Je bois, bien sûr, du petit lait...
Encore plus intéressant, elle me raconte qu'il était très ordonné, contrairement à ce que les photos de son bureau laissent croire : ses manuscrits, toutes ses versions et brouillons étaient soigneusement rangés dans l'ordre dans des cageots à légumes. Il savait très bien où ils étaient. Presque toute les jours, il obligeait aussi Lucette à descendre de l'étage où elle était avec ses élèves - où que son cours de danse en fût - et l'installait sur un divan pour lui lire des pages. Il épiait sa réaction. Plusieurs fois, il lui a lu " la mort de Bessy " dans D'un château, jusqu'à ce que Lucette éclate en sanglots : c'était la bonne page ! Il jubilait...
Je lui demande s'il se lisait d'un ton neutre ou emporté, théâtralisé ou calme... " Non, pas calme. Il n'était jamais calme... " le répond-elle en souriant. Céline lisait en mettant le ton.
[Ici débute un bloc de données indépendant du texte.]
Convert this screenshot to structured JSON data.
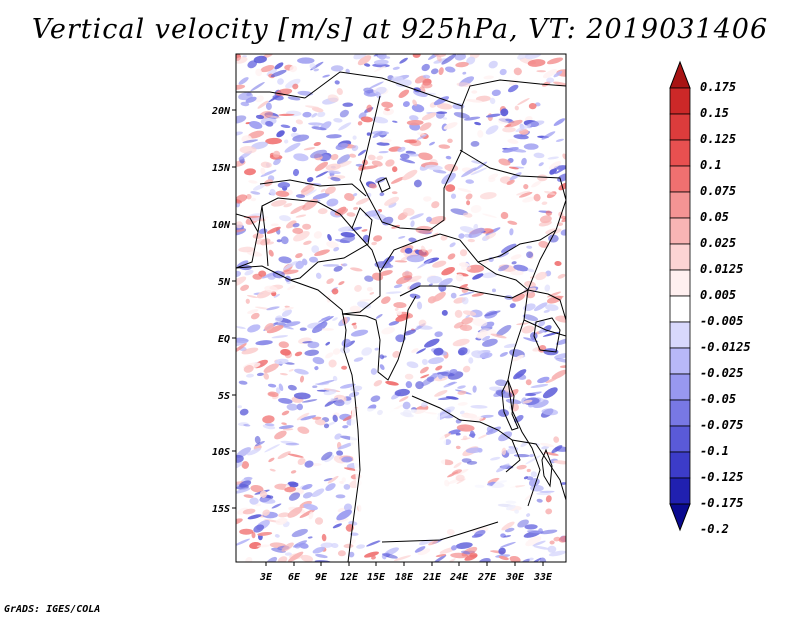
{
  "title": "Vertical velocity [m/s] at 925hPa, VT: 2019031406",
  "credit": "GrADS: IGES/COLA",
  "lat_labels": [
    "20N",
    "15N",
    "10N",
    "5N",
    "EQ",
    "5S",
    "10S",
    "15S"
  ],
  "lon_labels": [
    "3E",
    "6E",
    "9E",
    "12E",
    "15E",
    "18E",
    "21E",
    "24E",
    "27E",
    "30E",
    "33E"
  ],
  "colorbar": {
    "levels": [
      "0.175",
      "0.15",
      "0.125",
      "0.1",
      "0.075",
      "0.05",
      "0.025",
      "0.0125",
      "0.005",
      "-0.005",
      "-0.0125",
      "-0.025",
      "-0.05",
      "-0.075",
      "-0.1",
      "-0.125",
      "-0.175",
      "-0.2"
    ],
    "colors": [
      "#a81414",
      "#cc2828",
      "#dc3c3c",
      "#e85050",
      "#f07070",
      "#f49494",
      "#f8b4b4",
      "#fcd4d4",
      "#fff0f0",
      "#ffffff",
      "#d8d8fc",
      "#b8b8f8",
      "#9898f0",
      "#7878e4",
      "#5a5ad8",
      "#3c3cc8",
      "#2020b0",
      "#0a0a90"
    ]
  },
  "chart_data": {
    "type": "heatmap",
    "title": "Vertical velocity [m/s] at 925hPa, VT: 2019031406",
    "variable": "Vertical velocity",
    "units": "m/s",
    "level": "925hPa",
    "valid_time": "2019031406",
    "lat_range": [
      -19.5,
      24.5
    ],
    "lon_range": [
      0,
      34
    ],
    "lat_ticks": [
      "20N",
      "15N",
      "10N",
      "5N",
      "EQ",
      "5S",
      "10S",
      "15S"
    ],
    "lon_ticks": [
      "3E",
      "6E",
      "9E",
      "12E",
      "15E",
      "18E",
      "21E",
      "24E",
      "27E",
      "30E",
      "33E"
    ],
    "contour_levels": [
      0.175,
      0.15,
      0.125,
      0.1,
      0.075,
      0.05,
      0.025,
      0.0125,
      0.005,
      -0.005,
      -0.0125,
      -0.025,
      -0.05,
      -0.075,
      -0.1,
      -0.125,
      -0.175,
      -0.2
    ]
  }
}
D'ailleurs Lucette m'apprend qu'un mois avant sa mort, Marie Canavaggia a réussi à l'enregistrer en train de lire un long morceau de Nord. La bande est encore chez la soeur de " cette garce ", avec tout le reste... La nuit suivant la mort de Céline, Lucette a été réveillée par des bruits au rez-de-chaussée et en ouvrant la fenêtre a surpris Roger Nimier et Marie Canavaggia qui emportaient une malle entière de manuscrits !!! Gallimard first ! Je les imagine la nuit, les gangsters des Lettres, envoyés par le parrain Gaston, dévalant la route des Gardes avec la malle aux trésors... La sœur de Marie a encore une autre version de Guignol's Band II qui n'est pas celle que la Pléiade vient de publier.
- Au fait, Marc-Edouard, vous l'avez ?
- Heu... non...
- Je vais vous le donner.
- Mais non, Lucette, je vous en prie...
- Ah ! Ne me mettez pas en colère...
Et en effet, avant que nous prenions congé (c'est Serge qui est fatigué !), Lucette se lève et monte presque allègrement (on genou en plastique fonctionne admirablement) à l'étage me chercher le tome trois des romans de Céline dans la Pléiade. Tous les Casse-Pipe et les Guignol's Band... Je suis très touché.
Cette soirée m'a bien remonté. Comme une messe secrète : aller à Meudon est toujours bénéfique à mes tourments. Aujourd'hui, je ne sais si la douceur particulièrement bienfaitrice d'ici était à la mesure de mes soucis d'homme blessé, mais je repars gorgé de bonnes vibrations, prêt à écrire comme un fou, sûr non pas de moi, mais de ce que je sens. On descend de Meudon comme régénérés par l'énergie générale qui circule là-bas... L’œil du Père est toujours dans la maison.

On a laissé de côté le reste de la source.